ミチの左手に左手を重ね、指を絡める。花火よりも花火に照らされているミチの顔を覗き込んでしまう。
そのうち背後からもシューと花火が燃える音が聞こえ始めた、センパイとレンだ。

「おぉー……久しぶりにやると楽しいな。形州! 岩場まで行ってフナムシとか蟹とか焼こうぜ!」

「……可哀想だろ」

「冗談だって~。フゥーッ!」

「…………振り回すな危ない」

レンは花火を持った腕をぐるぐると回して色鮮やかな火の粉を散らして遊んでいる。センパイもかなりはしゃいでいるようだ。

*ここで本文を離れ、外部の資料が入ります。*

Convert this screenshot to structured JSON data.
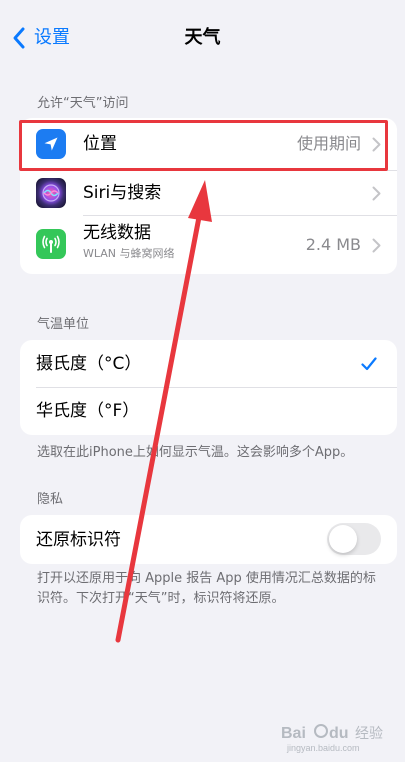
{
  "nav": {
    "back_label": "设置",
    "title": "天气"
  },
  "access_section": {
    "header": "允许“天气”访问",
    "rows": [
      {
        "label": "位置",
        "value": "使用期间",
        "icon": "location-arrow-icon"
      },
      {
        "label": "Siri与搜索",
        "icon": "siri-icon"
      },
      {
        "label": "无线数据",
        "sublabel": "WLAN 与蜂窝网络",
        "value": "2.4 MB",
        "icon": "antenna-icon"
      }
    ]
  },
  "temperature_section": {
    "header": "气温单位",
    "options": [
      {
        "label": "摄氏度（°C）",
        "selected": true
      },
      {
        "label": "华氏度（°F）",
        "selected": false
      }
    ],
    "footer": "选取在此iPhone上如何显示气温。这会影响多个App。"
  },
  "privacy_section": {
    "header": "隐私",
    "toggle_label": "还原标识符",
    "toggle_on": false,
    "footer": "打开以还原用于向 Apple 报告 App 使用情况汇总数据的标识符。下次打开“天气”时，标识符将还原。"
  },
  "colors": {
    "accent": "#0A7AFF",
    "annotation": "#E8373E",
    "background": "#F2F2F7"
  },
  "watermark": {
    "text": "Bai du 经验",
    "url": "jingyan.baidu.com"
  }
}
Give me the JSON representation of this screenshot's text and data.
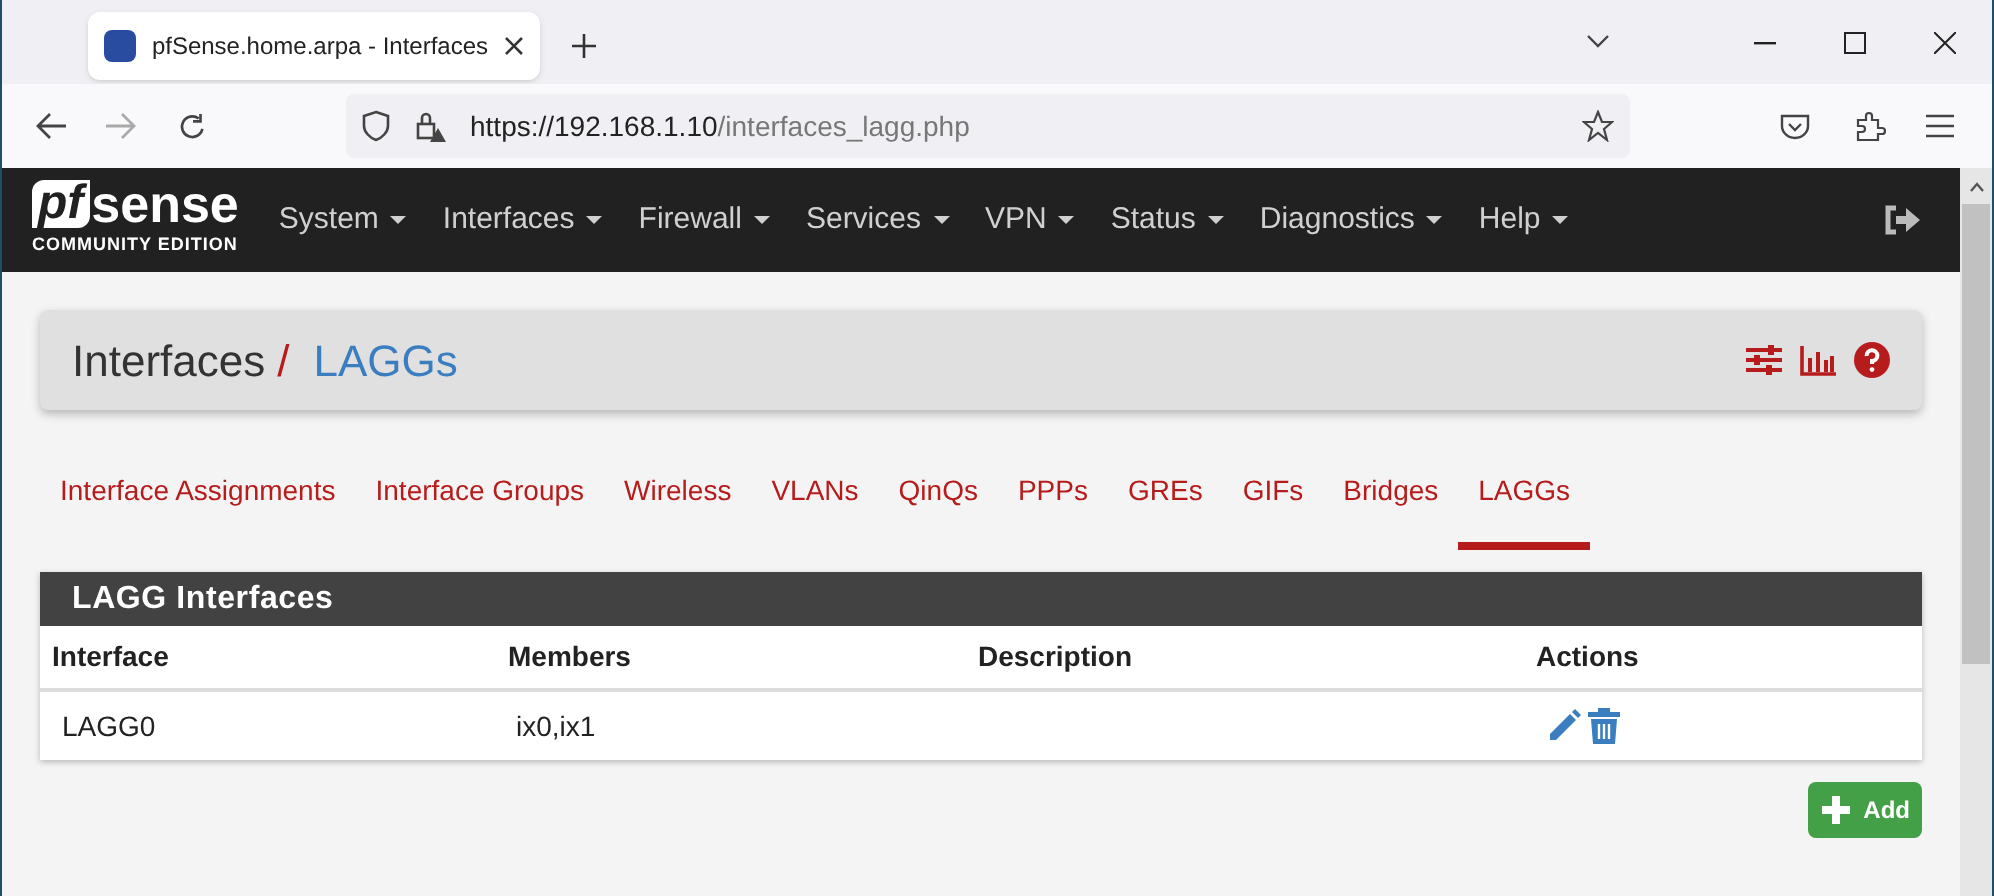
{
  "browser": {
    "tab_title": "pfSense.home.arpa - Interfaces",
    "url_host": "https://192.168.1.10",
    "url_path": "/interfaces_lagg.php"
  },
  "navbar": {
    "logo": "sense",
    "logo_prefix": "pf",
    "edition": "COMMUNITY EDITION",
    "menus": [
      "System",
      "Interfaces",
      "Firewall",
      "Services",
      "VPN",
      "Status",
      "Diagnostics",
      "Help"
    ]
  },
  "breadcrumb": {
    "parent": "Interfaces",
    "separator": "/",
    "current": "LAGGs"
  },
  "tabs": [
    {
      "label": "Interface Assignments",
      "selected": false
    },
    {
      "label": "Interface Groups",
      "selected": false
    },
    {
      "label": "Wireless",
      "selected": false
    },
    {
      "label": "VLANs",
      "selected": false
    },
    {
      "label": "QinQs",
      "selected": false
    },
    {
      "label": "PPPs",
      "selected": false
    },
    {
      "label": "GREs",
      "selected": false
    },
    {
      "label": "GIFs",
      "selected": false
    },
    {
      "label": "Bridges",
      "selected": false
    },
    {
      "label": "LAGGs",
      "selected": true
    }
  ],
  "table": {
    "title": "LAGG Interfaces",
    "columns": [
      "Interface",
      "Members",
      "Description",
      "Actions"
    ],
    "rows": [
      {
        "interface": "LAGG0",
        "members": "ix0,ix1"
      }
    ]
  },
  "add_button": "Add"
}
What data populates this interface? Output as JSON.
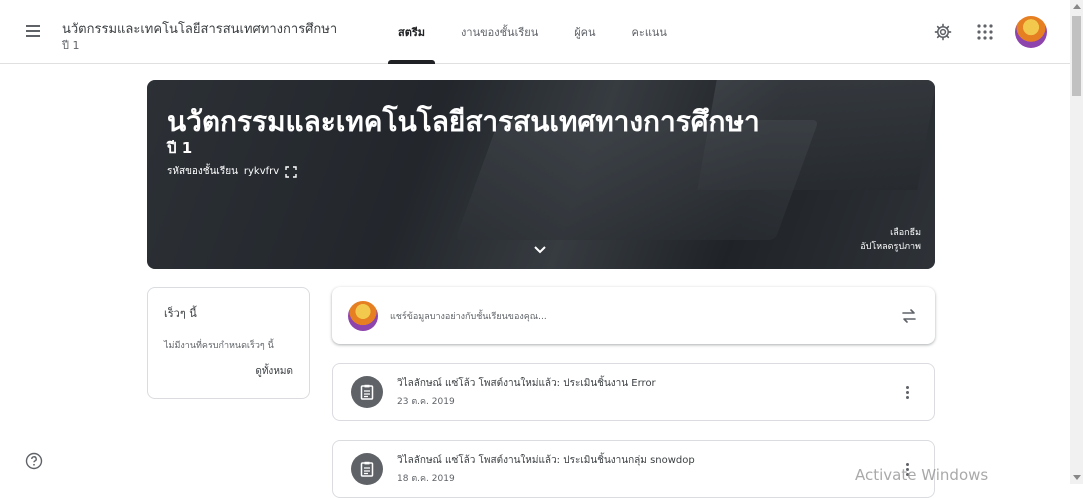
{
  "header": {
    "class_title": "นวัตกรรมและเทคโนโลยีสารสนเทศทางการศึกษา",
    "class_section": "ปี 1",
    "tabs": [
      {
        "label": "สตรีม",
        "active": true
      },
      {
        "label": "งานของชั้นเรียน",
        "active": false
      },
      {
        "label": "ผู้คน",
        "active": false
      },
      {
        "label": "คะแนน",
        "active": false
      }
    ],
    "icons": [
      "settings-icon",
      "apps-grid-icon",
      "account-avatar"
    ]
  },
  "banner": {
    "title": "นวัตกรรมและเทคโนโลยีสารสนเทศทางการศึกษา",
    "section": "ปี 1",
    "class_code_label": "รหัสของชั้นเรียน",
    "class_code": "rykvfrv",
    "select_theme": "เลือกธีม",
    "upload_photo": "อัปโหลดรูปภาพ"
  },
  "upcoming": {
    "title": "เร็วๆ นี้",
    "empty_text": "ไม่มีงานที่ครบกำหนดเร็วๆ นี้",
    "view_all": "ดูทั้งหมด"
  },
  "share": {
    "placeholder": "แชร์ข้อมูลบางอย่างกับชั้นเรียนของคุณ..."
  },
  "posts": [
    {
      "title": "วิไลลักษณ์ แซ่โล้ว โพสต์งานใหม่แล้ว: ประเมินชิ้นงาน Error",
      "date": "23 ต.ค. 2019"
    },
    {
      "title": "วิไลลักษณ์ แซ่โล้ว โพสต์งานใหม่แล้ว: ประเมินชิ้นงานกลุ่ม snowdop",
      "date": "18 ต.ค. 2019"
    }
  ],
  "watermark": "Activate Windows",
  "colors": {
    "accent": "#202124",
    "banner": "#2f3439",
    "border": "#dadce0",
    "icon_bg": "#5f6368"
  }
}
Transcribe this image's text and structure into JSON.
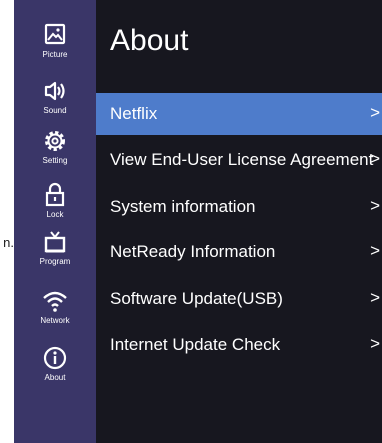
{
  "edge_text": "n.",
  "sidebar": {
    "items": [
      {
        "label": "Picture",
        "icon": "picture-icon"
      },
      {
        "label": "Sound",
        "icon": "sound-icon"
      },
      {
        "label": "Setting",
        "icon": "gear-icon"
      },
      {
        "label": "Lock",
        "icon": "lock-icon"
      },
      {
        "label": "Program",
        "icon": "tv-icon"
      },
      {
        "label": "Network",
        "icon": "wifi-icon"
      },
      {
        "label": "About",
        "icon": "info-icon"
      }
    ]
  },
  "page": {
    "title": "About",
    "selected_index": 0,
    "items": [
      {
        "label": "Netflix",
        "chevron": ">"
      },
      {
        "label": "View End-User License Agreement",
        "chevron": ">"
      },
      {
        "label": "System information",
        "chevron": ">"
      },
      {
        "label": "NetReady Information",
        "chevron": ">"
      },
      {
        "label": "Software Update(USB)",
        "chevron": ">"
      },
      {
        "label": "Internet Update Check",
        "chevron": ">"
      }
    ]
  },
  "colors": {
    "sidebar_bg": "#3a3668",
    "main_bg": "#17171f",
    "selected_bg": "#4e7ccb",
    "text": "#ffffff"
  }
}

「ぁ、終わっちゃった…………か、か、形州あんまり楽しそうじゃないね、形州が買ってたのに」

「センパイめっちゃはしゃいでるけどなぁ」

次の花火はどれにしようかと今燃やしたものとは別の種類のものを物色していると、レンに手を握られた。

「もちぃ、レンくんも花火こわーい。さっきミチにしてたみたいにぎゅってしながら一緒に花火で遊んで欲しいなぁ~」

「ふはっ、嘘くさい。いいよ、可愛いお嫁さん」

舞踏会で踊る相手を変えるように、今度はレンの手を握る。ミチよりは背が高く肩幅もあるが、俺に比べれば小柄な彼を背後から抱き締める喜びは大きい。彼が俺のものになっているかのような感覚を味わえる。

「形州ぅー、火」

「……形州先輩」

「形州せんぱぁーい、火ぃ」

「………………まぁいいだろう」

レンが持った花火が燃え始める。これはピンク色の炎が出るようだ。

「もち、ほら俺の手支えてくれよ」

「あ、うんっ」

レンの右手を手の甲の方から右手でそっと握ると、彼は腕の力を抜いて俺に任せてきた。

「ふふふっ……楽しいなぁ、もち」

さっきまで「フナムシ焼こうぜ!」なんて残酷なクソガキみたいなことを言っていた者と同一人物とは思えない可憐な微笑み。そのギャップに胸を撃ち抜かれた俺は花に誘われる虫のようにレンの唇に口付けた。